Машенин когда-то работал в авиации интендантом, потом служил в политотделе железной дороги инструктором, затем занимал в совнархозе должность инженера по рационализации. От многолетней привычки рассуждать общими словами на общие темы у него образовалась манера не то что на собрании, но и с отдельно стоящим человеком разговаривать так, словно перед ним безликая толпа.
На корабельную палубу Машенин впервые вступил за два дня до отхода. Но, в противоположность капитану, держится так, будто располагает таинственными знаниями, доступными лишь ему одному.
Несмотря на малый рост, вид у него импозантный. Ходит он в добротном коричневом костюме, на голове — берет, в зубах — потухшая трубка.
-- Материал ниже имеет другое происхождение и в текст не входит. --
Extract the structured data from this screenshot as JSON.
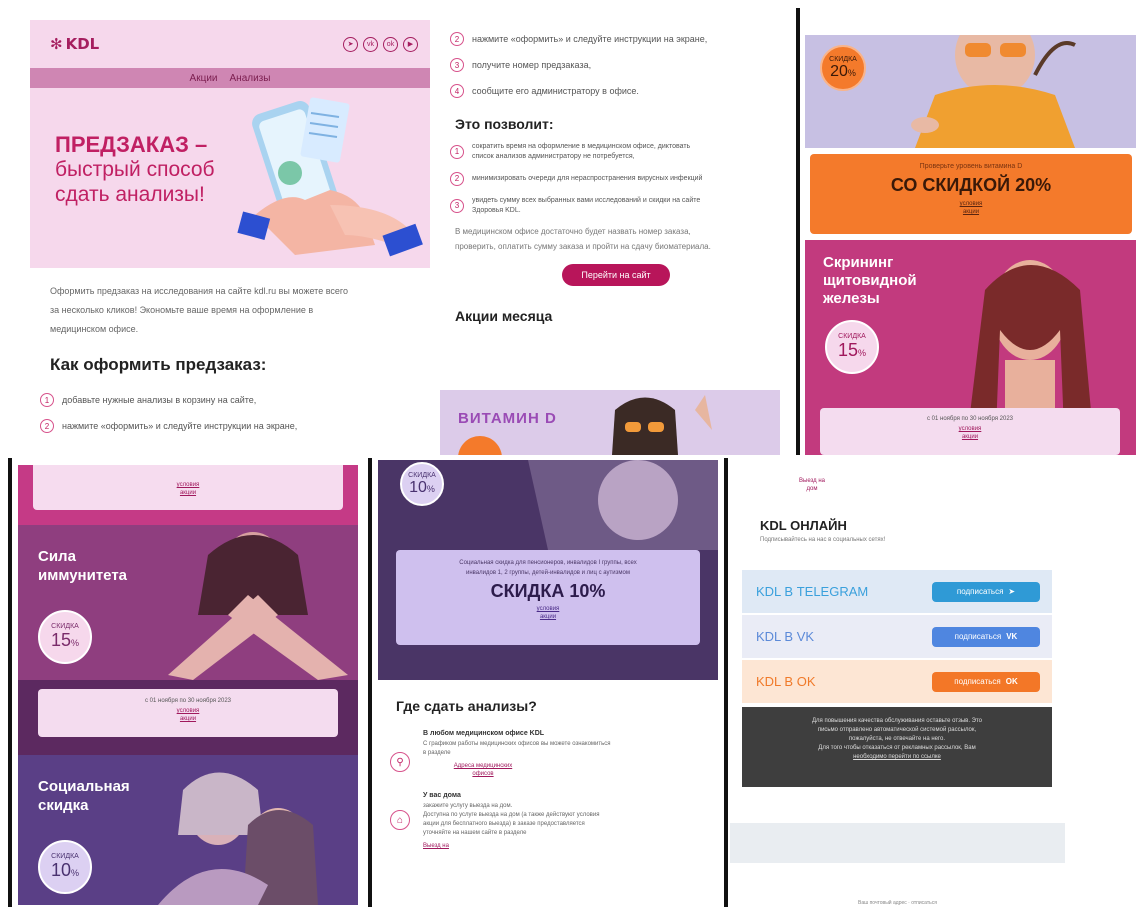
{
  "panel1": {
    "logo": "KDL",
    "socials": [
      "tg",
      "vk",
      "ok",
      "yt"
    ],
    "nav": [
      "Акции",
      "Анализы"
    ],
    "hero_title": "ПРЕДЗАКАЗ –",
    "hero_sub1": "быстрый способ",
    "hero_sub2": "сдать анализы!",
    "intro1": "Оформить предзаказ на исследования на сайте kdl.ru вы можете всего",
    "intro2": "за несколько кликов! Экономьте ваше время на оформление в",
    "intro3": "медицинском офисе.",
    "how_title": "Как оформить предзаказ:",
    "steps": [
      {
        "n": "1",
        "t": "добавьте нужные анализы в корзину на сайте,"
      },
      {
        "n": "2",
        "t": "нажмите «оформить» и следуйте инструкции на экране,"
      }
    ]
  },
  "panel2": {
    "steps": [
      {
        "n": "2",
        "t": "нажмите «оформить» и следуйте инструкции на экране,"
      },
      {
        "n": "3",
        "t": "получите номер предзаказа,"
      },
      {
        "n": "4",
        "t": "сообщите его администратору в офисе."
      }
    ],
    "benefits_title": "Это позволит:",
    "benefits": [
      {
        "n": "1",
        "t1": "сократить время на оформление в медицинском офисе, диктовать",
        "t2": "список анализов администратору не потребуется,"
      },
      {
        "n": "2",
        "t1": "минимизировать очереди для нераспространения вирусных инфекций",
        "t2": ""
      },
      {
        "n": "3",
        "t1": "увидеть сумму всех выбранных вами исследований и скидки на сайте",
        "t2": "Здоровья KDL."
      }
    ],
    "note1": "В медицинском офисе достаточно будет назвать номер заказа,",
    "note2": "проверить, оплатить сумму заказа и пройти на сдачу биоматериала.",
    "button": "Перейти на сайт",
    "month_title": "Акции месяца",
    "vit_title": "ВИТАМИН D",
    "vit_letter": "D"
  },
  "panel3": {
    "badge_label": "СКИДКА",
    "badge_val": "20",
    "badge_unit": "%",
    "promo_small": "Проверьте уровень витамина D",
    "promo_big": "СО СКИДКОЙ 20%",
    "link1": "условия",
    "link2": "акции",
    "scr_title": "Скрининг щитовидной железы",
    "scr_badge_label": "СКИДКА",
    "scr_badge_val": "15",
    "scr_badge_unit": "%",
    "date": "с 01 ноября по 30 ноября 2023",
    "date_link1": "условия",
    "date_link2": "акции"
  },
  "panel4": {
    "link1": "условия",
    "link2": "акции",
    "imm_title": "Сила иммунитета",
    "imm_badge_label": "СКИДКА",
    "imm_badge_val": "15",
    "imm_badge_unit": "%",
    "date": "с 01 ноября по 30 ноября 2023",
    "date_link1": "условия",
    "date_link2": "акции",
    "soc_title": "Социальная скидка",
    "soc_badge_label": "СКИДКА",
    "soc_badge_val": "10",
    "soc_badge_unit": "%"
  },
  "panel5": {
    "badge_label": "СКИДКА",
    "badge_val": "10",
    "badge_unit": "%",
    "box_small1": "Социальная скидка для пенсионеров, инвалидов I группы, всех",
    "box_small2": "инвалидов 1, 2 группы, детей-инвалидов и лиц с аутизмом",
    "box_big": "СКИДКА 10%",
    "link1": "условия",
    "link2": "акции",
    "where_title": "Где сдать анализы?",
    "office_title": "В любом медицинском офисе KDL",
    "office_text1": "С графиком работы медицинских офисов вы можете ознакомиться",
    "office_text2": "в разделе",
    "office_link1": "Адреса медицинских",
    "office_link2": "офисов",
    "home_title": "У вас дома",
    "home_text1": "закажите услугу выезда на дом.",
    "home_text2": "Доступна по услуге выезда на дом (а также действуют условия",
    "home_text3": "акции для бесплатного выезда) в заказе предоставляется",
    "home_text4": "уточняйте на нашем сайте в разделе",
    "home_link": "Выезд на"
  },
  "panel6": {
    "top_link1": "Выезд на",
    "top_link2": "дом",
    "title": "KDL ОНЛАЙН",
    "sub": "Подписывайтесь на нас в социальных сетях!",
    "rows": [
      {
        "name": "KDL В TELEGRAM",
        "btn": "подписаться",
        "icon": "➤",
        "bg": "#dfe9f5",
        "nameColor": "#3aa0dc",
        "btnColor": "#2f9ad6"
      },
      {
        "name": "KDL В VK",
        "btn": "подписаться",
        "icon": "VK",
        "bg": "#eaecf6",
        "nameColor": "#5c8ad8",
        "btnColor": "#4f86e0"
      },
      {
        "name": "KDL В OK",
        "btn": "подписаться",
        "icon": "OK",
        "bg": "#fde6d4",
        "nameColor": "#f07a2a",
        "btnColor": "#f37727"
      }
    ],
    "footer1": "Для повышения качества обслуживания оставьте отзыв. Это",
    "footer2": "письмо отправлено автоматической системой рассылок,",
    "footer3": "пожалуйста, не отвечайте на него.",
    "footer4": "Для того чтобы отказаться от рекламных рассылок, Вам",
    "footer5": "необходимо перейти по ссылке",
    "bottom": "Ваш почтовый адрес · отписаться"
  }
}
Когда я попал к нему в каюту, меня поразил набор щеток, гребней, пилочек для ногтей, разложенных на умывальнике рядом с флаконами одеколона, лосьона и масла для волос. На столе лежали уставы, наставления и подшивки старых газет, с отчеркнутыми красным карандашом абзацами, которые он аккуратно переписывал в блокнот, — мы договорились, что в первом выпуске радиогазеты он выступит с беседой.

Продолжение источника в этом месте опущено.